Tsuchiya and Gladys Okada were honored for being 10-year residents at the retirement and assisted living facility in Puhi.
“These residents are not just residents here for 10 years,” Rozelle said. “They are the residents who have been living here the longest.”
Regency at Puakea is celebrating its 12th anniversary on Kauai.
Tsuchiya was born in Pisa, Italy and was a war bride, moving to Waimea with her husband Melvin when she was in her 20s, Rozelle said.
“She regularly talks with her younger sister who is 10 years below her and still lives in Italy,” Rozelle said. “She also carries around a piece of paper — the only thing her husband wrote to her in Latin — since 1945. The translated version of that piece of paper is ‘Being engaged and married has more responsibilities than going to war.’ That was when he first said ‘I love you’ to his bride.”
After moving into the Regency in February 2006, Vally’s companion was Bianca, a dog.
“Bianca was born in Honolulu, and loves to make Grandma and all of the residents happy,” Rozelle said. “Bianca, who has since passed, was Valley’s topic of conversation. She liked to talk about that pet more than she liked talking about herself.”
Pam Arrojyo, acting director at the Regency at Puakea, said Vally’s sons, Rick and Val, take turns and tend to her and do her errands. She also has a daughter on Oahu.
Gladys Okada is the widow of the late Dr. George Okada, a practicing optometrist in Waimea and Kalaheo for 35 years.
While completing his optometry education, George met Gladys who taught second grade in Chicago for two years before returning to Kauai where she taught for 30 years.
Gladys has two daughters and four granddaughters.
Gladys penned her memories in “West Kauai’s Plantation Heritage Recipes & Stories for Life,” a part of the Legacy of Hawaii’s Sugar Plantation Community compiled by Evelyn Cook and edited by Elizabeth Faye in 2002.
“Back when I was growing up, I was living in a plantation house — House No. 8 in McBryde store camp — but I didn’t appreciate it,” Gladys said. “Now, as I grew older, I remember what a beautiful home it was, with its long veranda where my mom had her azaleas planted. It had a nice long living room and a nice big kitchen, and four bedrooms. Every window that I used to look out of brings back memories.”
In another excerpt, Gladys wrote of her experiences during World War II.
“When my brother volunteered to go into the service after graduation from high school in 1942, it really broke my mother’s heart,” she wrote. “I remember the day he got inducted in Hanapepe.
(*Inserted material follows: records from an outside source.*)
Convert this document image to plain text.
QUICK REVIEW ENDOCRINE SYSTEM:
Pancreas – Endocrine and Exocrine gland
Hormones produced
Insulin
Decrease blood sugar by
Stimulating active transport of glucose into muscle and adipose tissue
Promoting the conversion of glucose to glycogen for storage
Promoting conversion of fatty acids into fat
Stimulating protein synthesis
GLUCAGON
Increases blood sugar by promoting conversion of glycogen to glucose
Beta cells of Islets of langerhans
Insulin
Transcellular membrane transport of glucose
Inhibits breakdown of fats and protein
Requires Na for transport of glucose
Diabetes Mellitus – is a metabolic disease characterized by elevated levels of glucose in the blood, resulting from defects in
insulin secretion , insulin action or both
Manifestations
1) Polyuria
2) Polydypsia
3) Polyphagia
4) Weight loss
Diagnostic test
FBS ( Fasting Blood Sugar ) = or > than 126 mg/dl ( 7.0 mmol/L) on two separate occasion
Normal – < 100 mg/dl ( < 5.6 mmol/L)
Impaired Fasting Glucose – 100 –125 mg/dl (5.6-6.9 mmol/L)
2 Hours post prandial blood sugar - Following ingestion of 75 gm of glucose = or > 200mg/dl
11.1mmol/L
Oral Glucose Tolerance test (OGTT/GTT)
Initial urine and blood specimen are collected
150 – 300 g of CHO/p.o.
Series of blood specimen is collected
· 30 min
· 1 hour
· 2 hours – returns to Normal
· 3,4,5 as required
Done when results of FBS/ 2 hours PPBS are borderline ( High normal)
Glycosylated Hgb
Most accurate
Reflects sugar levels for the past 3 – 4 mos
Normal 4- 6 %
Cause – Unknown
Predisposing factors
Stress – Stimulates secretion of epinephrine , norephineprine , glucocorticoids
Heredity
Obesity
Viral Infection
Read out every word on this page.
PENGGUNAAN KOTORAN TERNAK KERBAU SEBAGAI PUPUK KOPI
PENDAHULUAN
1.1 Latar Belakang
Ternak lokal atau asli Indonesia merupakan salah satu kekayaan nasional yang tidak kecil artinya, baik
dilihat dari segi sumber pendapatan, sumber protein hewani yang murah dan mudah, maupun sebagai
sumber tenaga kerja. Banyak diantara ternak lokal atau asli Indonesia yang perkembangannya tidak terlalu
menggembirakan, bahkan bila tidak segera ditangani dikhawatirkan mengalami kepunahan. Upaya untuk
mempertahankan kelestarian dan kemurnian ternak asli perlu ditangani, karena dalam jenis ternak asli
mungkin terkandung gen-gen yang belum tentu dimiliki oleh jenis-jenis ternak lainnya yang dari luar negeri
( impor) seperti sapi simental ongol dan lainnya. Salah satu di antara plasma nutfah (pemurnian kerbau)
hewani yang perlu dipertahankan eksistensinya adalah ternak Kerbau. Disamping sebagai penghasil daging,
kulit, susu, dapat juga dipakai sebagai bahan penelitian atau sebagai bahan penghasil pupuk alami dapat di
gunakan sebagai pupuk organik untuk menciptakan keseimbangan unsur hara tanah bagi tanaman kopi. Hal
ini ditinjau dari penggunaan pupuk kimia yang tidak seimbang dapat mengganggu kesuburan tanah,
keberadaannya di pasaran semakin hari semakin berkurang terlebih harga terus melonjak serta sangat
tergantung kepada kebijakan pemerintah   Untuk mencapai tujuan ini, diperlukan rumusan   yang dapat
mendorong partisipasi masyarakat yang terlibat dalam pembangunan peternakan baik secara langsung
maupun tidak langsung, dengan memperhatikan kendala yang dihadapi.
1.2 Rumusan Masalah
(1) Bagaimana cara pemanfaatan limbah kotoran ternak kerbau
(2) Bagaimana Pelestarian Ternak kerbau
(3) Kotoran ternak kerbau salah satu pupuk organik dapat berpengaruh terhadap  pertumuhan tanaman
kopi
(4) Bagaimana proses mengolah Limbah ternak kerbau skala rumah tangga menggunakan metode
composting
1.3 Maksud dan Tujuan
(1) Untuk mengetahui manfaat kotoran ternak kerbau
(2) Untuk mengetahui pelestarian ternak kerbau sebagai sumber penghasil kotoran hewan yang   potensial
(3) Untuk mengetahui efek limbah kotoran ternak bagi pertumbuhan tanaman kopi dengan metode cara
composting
She was so angry at him for volunteering.”
Following his departure, she went through the same ritual every night, Gladys said.
“His picture was on a little table with the one star which meant we had one son in the service,” Gladys said. “She would place, on a lacquered tray, a bowl of rice, chopsticks, tea, and whatever we were having for supper, bring the tray over to his picture and set it on the little table. Whenever she served a certain eggplant dish that she knew he didn’t like, she would say in Japanese ‘tonight we are eating eggplant, so this is what you have to eat.’ She set his dinner before his picture every night, and apologized when there was something he didn’t like. I think that is what helped her survive until he came home — safe.”